I’ve been arguing for a while that the only sustainable course in Iraq is that demanded by Ayatollah Sistani, that is, early elections which will, almost inevitably, produce a Shia majority government and some form of official Islamism. The occupying powers have no legitimate basis to resist this demand.
Admittedly, legitimacy is not a major concern for Bush, either at home or abroad, but the lack of it produces practical adverse consequence. No serious decision can properly be made under these circumstances. The occupiers have already found this out in relation to their economic agenda of privatisation free-market reform and so forth
Now there’s the news that the ‘Governing Council’ appointed by Paul Bremer has revoked a lot of Baathist laws protecting the civil status of women. If Bremer overrides this decision, he’ll be exposing the Governing Council as a sham. On the other hand, since the Governing Council is a sham, a decision by Bremer to approve the revocation is, in effect, a decision by the US to deprive half the Iraqi population of civil rights without ever giving them a chance to vote on it.

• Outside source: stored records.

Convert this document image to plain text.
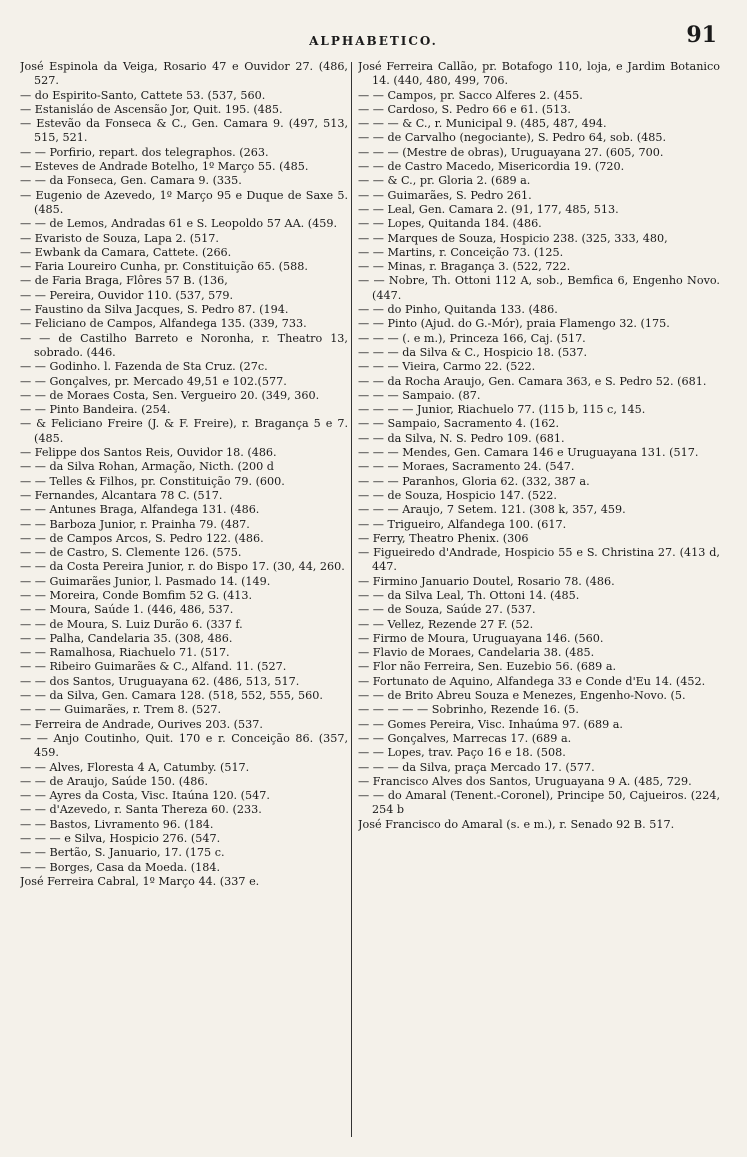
ALPHABETICO.	91

José Espinola da Veiga, Rosario 47 e Ouvidor 27. (486, 527.

— do Espirito-Santo, Cattete 53. (537, 560.

— Estanisláo de Ascensão Jor, Quit. 195. (485.

— Estevão da Fonseca & C., Gen. Camara 9. (497, 513, 515, 521.

— — Porfirio, repart. dos telegraphos. (263.

— Esteves de Andrade Botelho, 1º Março 55. (485.

— — da Fonseca, Gen. Camara 9. (335.

— Eugenio de Azevedo, 1º Março 95 e Duque de Saxe 5. (485.

— — de Lemos, Andradas 61 e S. Leopoldo 57 AA. (459.

— Evaristo de Souza, Lapa 2. (517.

— Ewbank da Camara, Cattete. (266.

— Faria Loureiro Cunha, pr. Constituição 65. (588.

— de Faria Braga, Flôres 57 B. (136,

— — Pereira, Ouvidor 110. (537, 579.

— Faustino da Silva Jacques, S. Pedro 87. (194.

— Feliciano de Campos, Alfandega 135. (339, 733.

— — de Castilho Barreto e Noronha, r. Theatro 13, sobrado. (446.

— — Godinho. l. Fazenda de Sta Cruz. (27c.

— — Gonçalves, pr. Mercado 49,51 e 102.(577.

— — de Moraes Costa, Sen. Vergueiro 20. (349, 360.

— — Pinto Bandeira. (254.

— & Feliciano Freire (J. & F. Freire), r. Bragança 5 e 7. (485.

— Felippe dos Santos Reis, Ouvidor 18. (486.

— — da Silva Rohan, Armação, Nicth. (200 d

— — Telles & Filhos, pr. Constituição 79. (600.

— Fernandes, Alcantara 78 C. (517.

— — Antunes Braga, Alfandega 131. (486.

— — Barboza Junior, r. Prainha 79. (487.

— — de Campos Arcos, S. Pedro 122. (486.

— — de Castro, S. Clemente 126. (575.

— — da Costa Pereira Junior, r. do Bispo 17. (30, 44, 260.

— — Guimarães Junior, l. Pasmado 14. (149.

— — Moreira, Conde Bomfim 52 G. (413.

— — Moura, Saúde 1. (446, 486, 537.

— — de Moura, S. Luiz Durão 6. (337 f.

— — Palha, Candelaria 35. (308, 486.

— — Ramalhosa, Riachuelo 71. (517.

— — Ribeiro Guimarães & C., Alfand. 11. (527.

— — dos Santos, Uruguayana 62. (486, 513, 517.

— — da Silva, Gen. Camara 128. (518, 552, 555, 560.

— — — Guimarães, r. Trem 8. (527.

— Ferreira de Andrade, Ourives 203. (537.

— — Anjo Coutinho, Quit. 170 e r. Conceição 86. (357, 459.

— — Alves, Floresta 4 A, Catumby. (517.

— — de Araujo, Saúde 150. (486.

— — Ayres da Costa, Visc. Itaúna 120. (547.

— — d'Azevedo, r. Santa Thereza 60. (233.

— — Bastos, Livramento 96. (184.

— — — e Silva, Hospicio 276. (547.

— — Bertão, S. Januario, 17. (175 c.

— — Borges, Casa da Moeda. (184.

José Ferreira Cabral, 1º Março 44. (337 e.

José Ferreira Callão, pr. Botafogo 110, loja, e Jardim Botanico 14. (440, 480, 499, 706.

— — Campos, pr. Sacco Alferes 2. (455.

— — Cardoso, S. Pedro 66 e 61. (513.

— — — & C., r. Municipal 9. (485, 487, 494.

— — de Carvalho (negociante), S. Pedro 64, sob. (485.

— — — (Mestre de obras), Uruguayana 27. (605, 700.

— — de Castro Macedo, Misericordia 19. (720.

— — & C., pr. Gloria 2. (689 a.

— — Guimarães, S. Pedro 261.

— — Leal, Gen. Camara 2. (91, 177, 485, 513.

— — Lopes, Quitanda 184. (486.

— — Marques de Souza, Hospicio 238. (325, 333, 480,

— — Martins, r. Conceição 73. (125.

— — Minas, r. Bragança 3. (522, 722.

— — Nobre, Th. Ottoni 112 A, sob., Bemfica 6, Engenho Novo. (447.

— — do Pinho, Quitanda 133. (486.

— — Pinto (Ajud. do G.-Mór), praia Flamengo 32. (175.

— — — (. e m.), Princeza 166, Caj. (517.

— — — da Silva & C., Hospicio 18. (537.

— — — Vieira, Carmo 22. (522.

— — da Rocha Araujo, Gen. Camara 363, e S. Pedro 52. (681.

— — — Sampaio. (87.

— — — — Junior, Riachuelo 77. (115 b, 115 c, 145.

— — Sampaio, Sacramento 4. (162.

— — da Silva, N. S. Pedro 109. (681.

— — — Mendes, Gen. Camara 146 e Uruguayana 131. (517.

— — — Moraes, Sacramento 24. (547.

— — — Paranhos, Gloria 62. (332, 387 a.

— — de Souza, Hospicio 147. (522.

— — — Araujo, 7 Setem. 121. (308 k, 357, 459.

— — Trigueiro, Alfandega 100. (617.

— Ferry, Theatro Phenix. (306

— Figueiredo d'Andrade, Hospicio 55 e S. Christina 27. (413 d, 447.

— Firmino Januario Doutel, Rosario 78. (486.

— — da Silva Leal, Th. Ottoni 14. (485.

— — de Souza, Saúde 27. (537.

— — Vellez, Rezende 27 F. (52.

— Firmo de Moura, Uruguayana 146. (560.

— Flavio de Moraes, Candelaria 38. (485.

— Flor não Ferreira, Sen. Euzebio 56. (689 a.

— Fortunato de Aquino, Alfandega 33 e Conde d'Eu 14. (452.

— — de Brito Abreu Souza e Menezes, Engenho-Novo. (5.

— — — — — Sobrinho, Rezende 16. (5.

— — Gomes Pereira, Visc. Inhaúma 97. (689 a.

— — Gonçalves, Marrecas 17. (689 a.

— — Lopes, trav. Paço 16 e 18. (508.

— — — da Silva, praça Mercado 17. (577.

— Francisco Alves dos Santos, Uruguayana 9 A. (485, 729.

— — do Amaral (Tenent.-Coronel), Principe 50, Cajueiros. (224, 254 b

José Francisco do Amaral (s. e m.), r. Senado 92 B. 517.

It seems likely that the government produced by an election would adopt similar policies. But, although this would be undesirable, it’s the typical outcome of democratic government in countries where religion is taken seriously – divorce and contraception have been banned wherever Catholicism is dominant, for example. Just as the US would not have been justified in invading Ireland to reform its divorce laws, it is not justified in denying democratic self-government to the Iraqi people because they might pass illiberal laws.
Update This report from the Guardian suggests that the British government accepts the need for early elections.